Depreciation is based on the "lesser" of what your paid for the property when originally purchased, or it's FMV at the time placed in service. I have no doubt that for a property purchased more than 10 years ago, the original purchase price is lower, and therefore the basis you will use.
To that purchase price you will add the cost of any improvements you did "before" you converted it to a rental. So to that price you will add the cost of the solar panels installed in 2014. If you took the 30% solar tax credit back in 2014, you have to reduce the cost of the solar panels by the amount of the solar tax credit.
Personally, I would enter the property and the solar panels as two separate items. Solar panels don't last forever and they will need to be replaced at some point; probably within the next 10-11 years.
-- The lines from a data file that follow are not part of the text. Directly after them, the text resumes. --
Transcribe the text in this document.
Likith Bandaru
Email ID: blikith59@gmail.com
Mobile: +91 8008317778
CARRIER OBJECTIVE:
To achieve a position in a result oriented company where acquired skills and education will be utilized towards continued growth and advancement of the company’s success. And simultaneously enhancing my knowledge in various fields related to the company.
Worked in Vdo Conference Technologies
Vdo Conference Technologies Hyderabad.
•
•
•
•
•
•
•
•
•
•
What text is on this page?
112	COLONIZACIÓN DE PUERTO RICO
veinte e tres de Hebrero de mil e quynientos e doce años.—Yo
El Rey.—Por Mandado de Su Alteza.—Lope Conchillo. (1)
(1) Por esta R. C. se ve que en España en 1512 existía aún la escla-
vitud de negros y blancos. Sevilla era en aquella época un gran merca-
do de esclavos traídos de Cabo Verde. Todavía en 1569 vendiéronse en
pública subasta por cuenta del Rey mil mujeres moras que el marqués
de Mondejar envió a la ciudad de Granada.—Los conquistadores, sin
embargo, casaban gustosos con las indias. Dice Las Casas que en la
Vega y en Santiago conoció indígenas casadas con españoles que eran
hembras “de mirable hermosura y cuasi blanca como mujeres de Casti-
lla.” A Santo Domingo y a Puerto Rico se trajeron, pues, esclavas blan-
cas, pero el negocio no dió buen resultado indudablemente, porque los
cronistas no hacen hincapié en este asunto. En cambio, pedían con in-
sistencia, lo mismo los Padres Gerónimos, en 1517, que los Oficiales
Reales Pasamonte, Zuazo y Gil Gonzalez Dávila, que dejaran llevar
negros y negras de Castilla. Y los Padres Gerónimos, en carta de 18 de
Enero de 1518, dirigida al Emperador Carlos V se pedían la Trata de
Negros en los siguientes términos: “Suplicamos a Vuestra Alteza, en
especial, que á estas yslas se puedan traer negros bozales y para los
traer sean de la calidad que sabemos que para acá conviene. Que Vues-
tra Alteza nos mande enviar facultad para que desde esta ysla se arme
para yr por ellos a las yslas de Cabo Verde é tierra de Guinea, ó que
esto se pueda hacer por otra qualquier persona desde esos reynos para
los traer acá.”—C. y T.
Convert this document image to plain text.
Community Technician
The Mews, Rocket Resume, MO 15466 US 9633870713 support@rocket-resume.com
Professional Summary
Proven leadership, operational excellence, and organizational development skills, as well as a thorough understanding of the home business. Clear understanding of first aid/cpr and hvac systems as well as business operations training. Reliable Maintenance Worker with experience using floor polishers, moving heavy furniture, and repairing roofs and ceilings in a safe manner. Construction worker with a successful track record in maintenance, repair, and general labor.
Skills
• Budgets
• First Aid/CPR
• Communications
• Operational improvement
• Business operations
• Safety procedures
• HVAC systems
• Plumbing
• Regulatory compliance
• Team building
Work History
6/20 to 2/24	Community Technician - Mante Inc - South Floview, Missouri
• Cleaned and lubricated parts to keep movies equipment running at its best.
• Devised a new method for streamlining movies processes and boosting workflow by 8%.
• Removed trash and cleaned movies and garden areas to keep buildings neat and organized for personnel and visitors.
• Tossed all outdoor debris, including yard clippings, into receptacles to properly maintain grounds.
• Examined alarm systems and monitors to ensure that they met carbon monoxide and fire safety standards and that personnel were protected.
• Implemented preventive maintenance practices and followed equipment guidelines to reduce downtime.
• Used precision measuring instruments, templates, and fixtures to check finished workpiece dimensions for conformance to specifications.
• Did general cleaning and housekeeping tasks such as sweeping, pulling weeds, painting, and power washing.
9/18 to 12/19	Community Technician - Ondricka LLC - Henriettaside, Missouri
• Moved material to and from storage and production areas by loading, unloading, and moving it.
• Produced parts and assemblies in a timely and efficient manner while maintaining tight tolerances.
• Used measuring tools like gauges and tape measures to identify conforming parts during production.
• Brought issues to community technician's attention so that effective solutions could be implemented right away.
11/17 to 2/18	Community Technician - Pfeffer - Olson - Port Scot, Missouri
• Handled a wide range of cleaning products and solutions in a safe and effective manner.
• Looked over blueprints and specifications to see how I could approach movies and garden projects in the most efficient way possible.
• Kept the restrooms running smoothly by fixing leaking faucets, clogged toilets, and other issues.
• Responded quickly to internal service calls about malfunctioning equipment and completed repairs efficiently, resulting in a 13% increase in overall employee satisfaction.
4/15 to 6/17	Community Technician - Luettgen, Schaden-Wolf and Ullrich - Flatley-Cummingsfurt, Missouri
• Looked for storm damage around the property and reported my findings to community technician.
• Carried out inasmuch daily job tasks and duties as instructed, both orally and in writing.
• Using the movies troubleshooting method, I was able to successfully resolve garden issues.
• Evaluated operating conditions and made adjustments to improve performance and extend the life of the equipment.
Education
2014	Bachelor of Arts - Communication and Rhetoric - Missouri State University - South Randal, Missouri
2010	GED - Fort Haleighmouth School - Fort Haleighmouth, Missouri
I figure that within the next 3-5 years the house is going to need a new roof weather you like it or not. (Insurance company will require it.) So removing those solar panels to put on the new roof is going to drive the cost of the roof up at least four-fold, if not more. You'll probably identify "problem" panels with the solar system when doing that too.
4. ASIDE: For a home when it is made a rental property, is there a way to depreciate the home value?
I can't make sense of that question. Land is not depreciated. You can only depreciate the structure and other assets "on" the land.
Basically, I am looking for ways to legally minimize my taxes
You're thinking exactly the way the IRS want's you to think - and it's wrong. What you "really" want to minimize is the depreciation you are required to take by law.
When you add up the deductible rental expenses of mortgage interest, property insurance, property taxes and the depreciation you're required to take by law, those for items alone will usually exceed the total rental income you receive for the entire tax year. Add to that other allowed rental expenses (repairs, maintenance, etc.) and you're practically guaranteed to show a loss on the rental property on SCH E every single year. Those losses will just "carry over" to the next year, meaning that your carry over losses will grow each year. You can't "realize" those losses until the tax year you sell the property.
When you sell the property, you are required to recapture all depreciation taken in the year of sale and pay taxes on it. Recaptured depreciation is taxed at capital gain tax rates, anywhere from 0% up to a maximum of 25%. It's perfectly possible that depreciation recapture can increase your taxable income on the sale (income being the gain on the sale, as well as recaptured depreciation) bumping you into the next higher tax bracket. Weather that happens or not, depends on the numbers. Therefore, that's why I try to keep my depreciation deduction as low as I legally can.
One thing that helps in the short term and bites in the long term, is that there is now a change in the law (in 2018 I think, but not sure) that allows you to deduct up to $25K of rental losses against "other ordinary income" if you qualify. While that may help you now, when you sell and have to recapture all that depreciation and don't have those carry over losses to help offset the gain on the sale, that higher tax bracket is really going to eat into the sale profit. But like I said, how much it "eats" just depends on the numbers.
Just remember, it is not common at all for long term residential rental real estate to actually show a taxable profit on the SCH E each year. So you may find it best to keep your depreciation as low as you legally can. Just my two cents on that point.